Plusieurs spécialistes ayant examiné le recours au concept de laïcité au Québec, dont la sociologue Micheline Milot, révèlent que ce dernier a été peu utilisé jusque dans les années 1990. C’est surtout au début des années 2000 qu’il a émergé dans les débats portant sur les religions minoritaires, notamment dans le contexte post-11-Septembre et à l’occasion de la crise des accommodements raisonnables. La mobilisation de la laïcité renvoie donc moins à un récit traversant l’histoire québécoise qu’à une réponse défensive au « problème » du pluralisme religieux.

Reculs importants

 

En ce qui concerne l’égalité entre les genres, les travaux de plusieurs historiens ont dévoilé qu’elle n’était pas nécessairement liée à la modernité et à la laïcité. Ainsi, il est possible de constater des reculs importants dans la condition des femmes à de nombreux moments associés à la modernisation ou à la laïcisation.

À titre d’exemple, l’historien Allan Greer observe une « masculinisation » de la citoyenneté et de la politique lors des rébellions de 1837-1838, alors que les femmes ont été reléguées à l’espace domestique. Trois ans plus tôt, les femmes propriétaires avaient perdu leur droit de suffrage à l’initiative des députés patriotes, qui défendaient pourtant des valeurs de républicanisme et de laïcité.

La mobilisation de la laïcité renvoie donc moins à un récit traversant l’histoire québécoise qu’à une réponse défensive au "problème" du pluralisme religieux

 

Plus d’un siècle plus tard, au moment de la décléricalisation des établissements scolaires et hospitaliers dans la foulée de la Révolution tranquille, les sociologues Danielle Juteau et Nicole Laurin ont souligné que ce sont surtout les hommes qui ont profité des nouveaux postes de pouvoir dans le secteur public, au détriment des femmes et particulièrement des religieuses.

Selon l’historienne Joan Scott, la laïcité et la modernité auraient introduit « un nouvel ordre de subordination des femmes » en instituant la séparation entre les sphères privée et publique, séparation qui se serait vue renforcée par un discours soi-disant rationnel et scientifique.

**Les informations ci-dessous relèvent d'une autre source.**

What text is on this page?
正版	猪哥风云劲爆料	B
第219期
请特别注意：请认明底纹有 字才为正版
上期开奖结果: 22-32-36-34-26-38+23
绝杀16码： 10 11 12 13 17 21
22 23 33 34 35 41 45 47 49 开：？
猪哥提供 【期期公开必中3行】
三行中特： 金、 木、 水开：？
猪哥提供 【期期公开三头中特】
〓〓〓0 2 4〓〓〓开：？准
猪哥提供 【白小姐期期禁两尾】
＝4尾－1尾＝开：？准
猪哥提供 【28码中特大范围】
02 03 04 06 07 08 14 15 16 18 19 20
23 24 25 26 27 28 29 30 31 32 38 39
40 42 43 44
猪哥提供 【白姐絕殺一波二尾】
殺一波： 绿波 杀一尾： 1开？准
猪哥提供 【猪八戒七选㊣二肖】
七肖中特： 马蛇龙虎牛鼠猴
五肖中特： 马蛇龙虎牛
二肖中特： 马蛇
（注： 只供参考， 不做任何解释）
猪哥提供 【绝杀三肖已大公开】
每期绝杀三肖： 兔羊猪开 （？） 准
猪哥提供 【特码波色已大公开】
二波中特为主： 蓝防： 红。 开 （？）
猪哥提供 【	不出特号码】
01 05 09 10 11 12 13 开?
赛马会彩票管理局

Elle montre que la laïcité n’a, en fait, jamais été instituée pour garantir l’égalité hommes-femmes dans la modernité occidentale. Dans le contexte français, ce n’est qu’au XXIe siècle que l’égalité est devenue une préoccupation importante aux yeux des politiciens, et ce, toujours face à l’islam.

S’éloigner du récit

Les notions de modernité, de laïcité et d’égalité doivent donc être interrogées en fonction de leurs significations, selon le contexte et les gens qui les portent, pour révéler les rapports sociaux qui les sous-tendent.

Comme le souligne la sociologue Leila Benhadjoudja, le récit d’une longue marche vers un État moderne, laïque et égalitaire, qu’elle qualifie de « sécularonationaliste », alimente un antagonisme entre la conception d’un « Nous » québécois laïque, féministe et pro-LGBTQI et d’un « Eux » musulman homophobe et sexiste. Il semble alors important de déconstruire les oppositions binaires entre laïcité et fondamentalisme religieux, entre libération des femmes par la laïcité et oppression des femmes par les pratiques religieuses. Celles-ci minent les débats et empêchent de comprendre comment, dans plusieurs circonstances, les pratiques religieuses peuvent être émancipatrices pour certaines femmes et que, dans d’autres, la laïcité peut constituer une perte de leur pouvoir.

Bien qu’il soit nécessaire de tenir des débats sur la place que nous souhaitons accorder aux accommodements et aux signes religieux — et conséquemment aux individus et aux groupes concernés —, le passé ne devrait pas s’imposer dans ces discussions comme argument d’autorité, avec des symboles et des valeurs transhistoriques à préserver. L’histoire ne constitue pas un ensemble de leçons qui nous permettrait de trancher, aujourd’hui, lors de controverses.

Si l’histoire peut nous être utile, c’est moins comme une série de récits figés à mettre à la disposition d’un public qu’en tant que pratiques et approches critiques face au passé, tout en offrant — autant que possible — des outils pour l’interpréter. Avec l’arrivée prochaine d’un autre projet de loi sur les signes religieux, il semble plus important de réfléchir en tournant, cette fois, notre regard vers l’avenir.